Autour de Yoweri Museveni, le pouvoir s’organise de plus en plus autour d’un cercle restreint mêlant famille, armée et réseaux économiques. Une configuration qui façonne durablement l’équilibre politique du pays.
Au fil des années, le système ougandais s’est structuré autour d’un centre de gravité unique. Yoweri Museveni incarne toujours ce point d’équilibre, mais l’exercice du pouvoir s’appuie désormais sur une architecture plus large, où les liens familiaux jouent un rôle déterminant.
Dans ce cadre, la distinction entre État, pouvoir politique et intérêts privés devient de plus en plus floue.
Un pouvoir consolidé par les institutions
Le contrôle des institutions constitue l’un des piliers du système. Les leviers judiciaires, sécuritaires et administratifs fonctionnent dans une logique de stabilité, visant à limiter toute remise en cause interne.
Cette structuration permet au pouvoir de contenir les tensions et de maintenir une forme de continuité, au prix d’un espace politique étroitement encadré.
Le fils, entre armée et ambition
Au cœur de cette organisation, Muhoozi Kainerugaba s’impose comme une figure incontournable. À la tête de l’armée, il incarne la dimension sécuritaire du régime tout en s’inscrivant progressivement dans le champ politique.

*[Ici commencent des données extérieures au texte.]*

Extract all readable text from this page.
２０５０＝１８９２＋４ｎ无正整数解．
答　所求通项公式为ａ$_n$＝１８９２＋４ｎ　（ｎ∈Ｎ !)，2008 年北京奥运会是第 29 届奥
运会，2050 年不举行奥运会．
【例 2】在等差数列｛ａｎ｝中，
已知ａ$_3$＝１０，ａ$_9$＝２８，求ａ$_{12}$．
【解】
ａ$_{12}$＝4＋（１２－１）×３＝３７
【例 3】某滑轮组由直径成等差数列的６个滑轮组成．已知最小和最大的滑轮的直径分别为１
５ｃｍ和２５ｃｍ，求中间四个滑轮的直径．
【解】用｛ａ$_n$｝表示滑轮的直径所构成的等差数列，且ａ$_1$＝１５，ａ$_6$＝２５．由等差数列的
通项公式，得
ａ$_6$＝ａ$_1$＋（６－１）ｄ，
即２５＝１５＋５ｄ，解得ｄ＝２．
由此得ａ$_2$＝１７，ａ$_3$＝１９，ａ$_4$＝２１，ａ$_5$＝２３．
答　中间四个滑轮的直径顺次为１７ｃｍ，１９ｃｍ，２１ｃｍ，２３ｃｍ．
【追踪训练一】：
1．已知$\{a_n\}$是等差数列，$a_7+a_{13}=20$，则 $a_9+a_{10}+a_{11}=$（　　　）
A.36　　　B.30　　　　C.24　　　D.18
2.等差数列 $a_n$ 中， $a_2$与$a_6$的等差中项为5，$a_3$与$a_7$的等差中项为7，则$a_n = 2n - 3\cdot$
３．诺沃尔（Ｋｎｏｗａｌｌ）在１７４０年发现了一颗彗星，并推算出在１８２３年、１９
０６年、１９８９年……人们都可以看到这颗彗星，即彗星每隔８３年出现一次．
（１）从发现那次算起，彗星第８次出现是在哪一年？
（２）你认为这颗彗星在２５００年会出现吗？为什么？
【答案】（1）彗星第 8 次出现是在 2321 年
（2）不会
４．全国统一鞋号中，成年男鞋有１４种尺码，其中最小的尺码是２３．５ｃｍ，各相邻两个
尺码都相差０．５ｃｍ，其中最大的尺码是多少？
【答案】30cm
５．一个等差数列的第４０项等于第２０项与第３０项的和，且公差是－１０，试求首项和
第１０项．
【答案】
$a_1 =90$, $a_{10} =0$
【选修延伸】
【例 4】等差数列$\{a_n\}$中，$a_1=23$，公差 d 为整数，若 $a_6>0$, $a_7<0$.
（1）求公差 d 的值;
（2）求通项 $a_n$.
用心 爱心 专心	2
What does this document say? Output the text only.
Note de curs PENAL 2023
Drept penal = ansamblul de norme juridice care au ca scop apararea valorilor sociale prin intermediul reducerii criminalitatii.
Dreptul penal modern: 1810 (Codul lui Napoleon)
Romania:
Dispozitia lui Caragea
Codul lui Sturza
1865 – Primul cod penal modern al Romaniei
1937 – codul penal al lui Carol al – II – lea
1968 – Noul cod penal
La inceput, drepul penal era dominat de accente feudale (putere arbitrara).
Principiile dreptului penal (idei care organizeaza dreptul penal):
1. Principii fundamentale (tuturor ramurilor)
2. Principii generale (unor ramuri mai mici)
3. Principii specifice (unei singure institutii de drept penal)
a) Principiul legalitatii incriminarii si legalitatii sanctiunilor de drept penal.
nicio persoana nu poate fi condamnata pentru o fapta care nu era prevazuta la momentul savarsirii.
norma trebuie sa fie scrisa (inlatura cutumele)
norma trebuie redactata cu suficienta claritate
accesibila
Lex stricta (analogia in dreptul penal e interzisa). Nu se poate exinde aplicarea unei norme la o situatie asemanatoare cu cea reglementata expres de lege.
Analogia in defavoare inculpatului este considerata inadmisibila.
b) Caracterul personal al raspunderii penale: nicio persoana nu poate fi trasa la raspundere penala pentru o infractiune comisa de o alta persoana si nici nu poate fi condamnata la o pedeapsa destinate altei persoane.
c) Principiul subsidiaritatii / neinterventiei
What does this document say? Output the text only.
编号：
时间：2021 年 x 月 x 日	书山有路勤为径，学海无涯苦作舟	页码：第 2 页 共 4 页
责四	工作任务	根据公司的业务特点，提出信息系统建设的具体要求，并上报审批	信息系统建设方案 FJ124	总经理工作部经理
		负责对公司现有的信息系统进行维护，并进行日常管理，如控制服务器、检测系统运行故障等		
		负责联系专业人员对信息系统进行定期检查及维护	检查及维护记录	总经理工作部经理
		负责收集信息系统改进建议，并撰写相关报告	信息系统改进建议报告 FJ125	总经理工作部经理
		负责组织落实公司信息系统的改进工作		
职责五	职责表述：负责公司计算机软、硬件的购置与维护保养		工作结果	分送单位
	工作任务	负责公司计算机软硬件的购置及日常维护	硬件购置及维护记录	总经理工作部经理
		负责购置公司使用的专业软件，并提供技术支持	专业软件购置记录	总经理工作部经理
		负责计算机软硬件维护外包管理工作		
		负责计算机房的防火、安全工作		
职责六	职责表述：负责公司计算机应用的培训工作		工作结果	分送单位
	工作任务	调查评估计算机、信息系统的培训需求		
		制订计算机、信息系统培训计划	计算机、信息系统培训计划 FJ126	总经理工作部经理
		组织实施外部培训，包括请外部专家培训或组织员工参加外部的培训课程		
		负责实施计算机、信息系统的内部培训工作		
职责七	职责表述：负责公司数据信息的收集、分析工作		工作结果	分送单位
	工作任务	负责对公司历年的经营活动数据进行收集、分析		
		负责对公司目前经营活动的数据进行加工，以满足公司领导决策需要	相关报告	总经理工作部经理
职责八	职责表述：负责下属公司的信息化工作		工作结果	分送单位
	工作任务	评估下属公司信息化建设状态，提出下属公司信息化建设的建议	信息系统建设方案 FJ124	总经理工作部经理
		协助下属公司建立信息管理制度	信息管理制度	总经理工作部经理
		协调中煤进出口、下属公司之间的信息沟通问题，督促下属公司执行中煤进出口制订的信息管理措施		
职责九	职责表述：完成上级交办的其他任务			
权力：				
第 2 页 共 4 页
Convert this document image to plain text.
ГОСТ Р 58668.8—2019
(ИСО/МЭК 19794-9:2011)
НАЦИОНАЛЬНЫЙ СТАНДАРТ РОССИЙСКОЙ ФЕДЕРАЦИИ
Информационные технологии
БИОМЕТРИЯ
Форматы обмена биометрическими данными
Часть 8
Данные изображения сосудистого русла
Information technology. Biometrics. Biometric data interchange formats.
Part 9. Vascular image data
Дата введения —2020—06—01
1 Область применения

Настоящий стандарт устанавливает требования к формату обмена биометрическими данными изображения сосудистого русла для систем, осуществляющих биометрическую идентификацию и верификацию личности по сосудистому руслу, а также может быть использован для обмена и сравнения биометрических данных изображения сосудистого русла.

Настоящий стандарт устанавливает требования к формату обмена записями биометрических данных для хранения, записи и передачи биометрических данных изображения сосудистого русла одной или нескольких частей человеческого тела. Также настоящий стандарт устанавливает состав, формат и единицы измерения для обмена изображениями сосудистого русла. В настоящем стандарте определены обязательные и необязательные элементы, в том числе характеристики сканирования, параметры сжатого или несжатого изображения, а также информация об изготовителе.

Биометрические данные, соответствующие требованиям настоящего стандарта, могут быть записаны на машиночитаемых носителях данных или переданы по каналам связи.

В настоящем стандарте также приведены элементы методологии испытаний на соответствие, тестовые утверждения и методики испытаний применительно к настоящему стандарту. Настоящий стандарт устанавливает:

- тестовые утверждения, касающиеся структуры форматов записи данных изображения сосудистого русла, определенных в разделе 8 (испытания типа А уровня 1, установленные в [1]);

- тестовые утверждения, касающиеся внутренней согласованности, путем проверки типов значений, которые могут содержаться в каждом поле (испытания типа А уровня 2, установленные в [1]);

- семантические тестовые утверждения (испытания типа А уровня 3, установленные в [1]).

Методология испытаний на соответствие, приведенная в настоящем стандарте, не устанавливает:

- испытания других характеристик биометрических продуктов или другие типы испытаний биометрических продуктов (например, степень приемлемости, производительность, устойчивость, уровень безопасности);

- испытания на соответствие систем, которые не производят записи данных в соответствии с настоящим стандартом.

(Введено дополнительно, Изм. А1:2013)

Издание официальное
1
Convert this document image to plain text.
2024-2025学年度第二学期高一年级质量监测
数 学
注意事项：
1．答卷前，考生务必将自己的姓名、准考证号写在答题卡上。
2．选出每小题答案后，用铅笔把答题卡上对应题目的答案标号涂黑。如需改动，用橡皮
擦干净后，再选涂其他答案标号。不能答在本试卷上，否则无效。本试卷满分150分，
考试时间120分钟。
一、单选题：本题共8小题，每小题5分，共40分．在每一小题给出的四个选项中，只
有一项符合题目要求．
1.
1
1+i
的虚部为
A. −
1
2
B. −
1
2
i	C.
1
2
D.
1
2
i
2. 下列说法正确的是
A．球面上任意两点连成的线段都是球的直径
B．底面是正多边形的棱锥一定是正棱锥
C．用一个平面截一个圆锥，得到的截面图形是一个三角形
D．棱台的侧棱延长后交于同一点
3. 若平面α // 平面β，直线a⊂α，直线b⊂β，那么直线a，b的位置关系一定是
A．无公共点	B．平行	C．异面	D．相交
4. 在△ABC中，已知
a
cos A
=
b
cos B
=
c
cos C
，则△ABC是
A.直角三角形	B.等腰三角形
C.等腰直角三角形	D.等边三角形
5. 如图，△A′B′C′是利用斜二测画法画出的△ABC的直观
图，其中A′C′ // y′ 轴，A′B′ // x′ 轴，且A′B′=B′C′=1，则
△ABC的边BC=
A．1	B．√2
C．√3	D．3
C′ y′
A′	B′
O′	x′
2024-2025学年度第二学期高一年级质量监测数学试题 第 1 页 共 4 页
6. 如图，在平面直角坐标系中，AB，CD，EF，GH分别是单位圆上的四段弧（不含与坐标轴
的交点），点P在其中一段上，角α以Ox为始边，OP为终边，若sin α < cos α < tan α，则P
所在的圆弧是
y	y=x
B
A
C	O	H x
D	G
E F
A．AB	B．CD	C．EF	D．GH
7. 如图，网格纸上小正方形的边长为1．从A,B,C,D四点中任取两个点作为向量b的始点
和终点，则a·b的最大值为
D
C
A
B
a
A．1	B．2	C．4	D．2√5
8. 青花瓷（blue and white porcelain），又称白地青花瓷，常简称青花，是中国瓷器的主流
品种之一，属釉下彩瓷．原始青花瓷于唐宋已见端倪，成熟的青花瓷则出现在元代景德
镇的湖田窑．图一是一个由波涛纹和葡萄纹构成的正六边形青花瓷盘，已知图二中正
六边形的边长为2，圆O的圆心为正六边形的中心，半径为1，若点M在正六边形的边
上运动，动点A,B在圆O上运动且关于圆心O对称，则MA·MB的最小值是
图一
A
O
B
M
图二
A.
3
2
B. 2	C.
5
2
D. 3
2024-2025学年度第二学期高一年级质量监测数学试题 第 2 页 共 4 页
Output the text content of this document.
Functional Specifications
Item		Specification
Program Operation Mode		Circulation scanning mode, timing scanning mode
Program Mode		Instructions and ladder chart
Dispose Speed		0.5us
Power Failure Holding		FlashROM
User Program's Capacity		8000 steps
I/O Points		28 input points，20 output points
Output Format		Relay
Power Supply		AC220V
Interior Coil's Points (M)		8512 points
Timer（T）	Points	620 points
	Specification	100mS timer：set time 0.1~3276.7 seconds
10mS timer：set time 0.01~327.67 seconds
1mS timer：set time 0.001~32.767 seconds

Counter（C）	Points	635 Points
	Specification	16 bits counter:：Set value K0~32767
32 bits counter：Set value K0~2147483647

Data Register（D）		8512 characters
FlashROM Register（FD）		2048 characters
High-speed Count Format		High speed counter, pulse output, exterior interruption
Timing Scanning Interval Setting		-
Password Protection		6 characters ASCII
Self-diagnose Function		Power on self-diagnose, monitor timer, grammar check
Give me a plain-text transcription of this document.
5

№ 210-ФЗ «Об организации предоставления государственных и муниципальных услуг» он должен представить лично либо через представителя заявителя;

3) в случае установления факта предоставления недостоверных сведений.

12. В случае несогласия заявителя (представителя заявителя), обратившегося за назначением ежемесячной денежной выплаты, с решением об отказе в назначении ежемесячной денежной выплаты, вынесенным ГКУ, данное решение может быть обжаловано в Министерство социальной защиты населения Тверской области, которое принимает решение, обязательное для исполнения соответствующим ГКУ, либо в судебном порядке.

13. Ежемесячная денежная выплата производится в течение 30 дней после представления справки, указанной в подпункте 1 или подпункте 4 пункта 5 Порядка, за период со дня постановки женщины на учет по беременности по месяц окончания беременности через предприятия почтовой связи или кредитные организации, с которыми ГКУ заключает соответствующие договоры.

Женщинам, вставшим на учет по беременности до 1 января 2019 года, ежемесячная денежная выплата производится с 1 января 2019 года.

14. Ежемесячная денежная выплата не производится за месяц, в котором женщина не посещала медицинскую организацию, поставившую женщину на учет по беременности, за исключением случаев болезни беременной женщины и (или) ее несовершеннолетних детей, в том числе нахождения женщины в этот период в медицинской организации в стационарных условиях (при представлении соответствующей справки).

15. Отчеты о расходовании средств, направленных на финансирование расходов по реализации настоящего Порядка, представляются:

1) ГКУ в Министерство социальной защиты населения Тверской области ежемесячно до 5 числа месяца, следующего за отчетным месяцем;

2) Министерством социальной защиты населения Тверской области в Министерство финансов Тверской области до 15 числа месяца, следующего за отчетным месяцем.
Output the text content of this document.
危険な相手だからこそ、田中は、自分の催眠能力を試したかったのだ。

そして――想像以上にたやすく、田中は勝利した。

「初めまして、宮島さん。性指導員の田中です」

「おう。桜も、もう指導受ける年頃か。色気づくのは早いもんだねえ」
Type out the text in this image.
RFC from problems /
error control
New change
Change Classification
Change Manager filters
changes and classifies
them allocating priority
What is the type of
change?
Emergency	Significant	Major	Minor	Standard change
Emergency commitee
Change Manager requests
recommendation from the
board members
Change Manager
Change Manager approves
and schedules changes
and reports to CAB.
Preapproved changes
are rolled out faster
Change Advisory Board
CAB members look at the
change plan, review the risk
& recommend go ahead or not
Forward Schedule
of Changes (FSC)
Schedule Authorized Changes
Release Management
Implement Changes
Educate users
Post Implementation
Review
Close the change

Ses prises de position publiques, souvent spectaculaires, contribuent à construire une image d’autorité, mais brouillent également la frontière entre rôle militaire et ambition personnelle.
Une communication comme levier de pouvoir
Les interventions répétées de Muhoozi Kainerugaba participent d’une stratégie plus large. Provocations, déclarations abruptes, démonstrations verbales : ces sorties s’inscrivent dans une logique de visibilité et d’affirmation.
Elles traduisent une évolution du pouvoir, où la parole publique devient un instrument de positionnement interne.
Un cercle familial structurant
Autour du président, la famille joue un rôle central. Janet Museveni, influente au sein de l’appareil d’État, incarne une ligne rigoureuse et peu ouverte à la contestation.
Dans l’ombre, Salim Saleh, demi-frère du chef de l’État, agit comme un pivot discret. Ses réseaux, à la fois militaires et économiques, renforcent la cohésion du système.
Ressources et influence
Le contrôle des ressources constitue un autre axe structurant. Les circuits économiques, notamment dans le secteur de l’or, s’inscrivent dans des logiques de pouvoir où intérêts financiers et politiques se rejoignent.
Cette imbrication consolide l’ensemble, tout en réduisant les marges de manœuvre extérieures.
Un équilibre sous tension
Ce modèle repose sur un équilibre interne délicat. La stabilité apparente masque des dynamiques plus profondes, liées à la répartition du pouvoir au sein même du cercle dirigeant.
À mesure que certaines figures prennent de l’ampleur, la question de leur articulation devient centrale.
Un système face à son avenir
L’Ouganda évolue ainsi dans une configuration où le pouvoir ne se joue plus seulement dans l’arène publique, mais au sein d’un réseau fermé. Entre continuité, ambitions personnelles et gestion des équilibres internes, l’avenir du pays se dessine désormais à l’intérieur même du système qui le gouverne.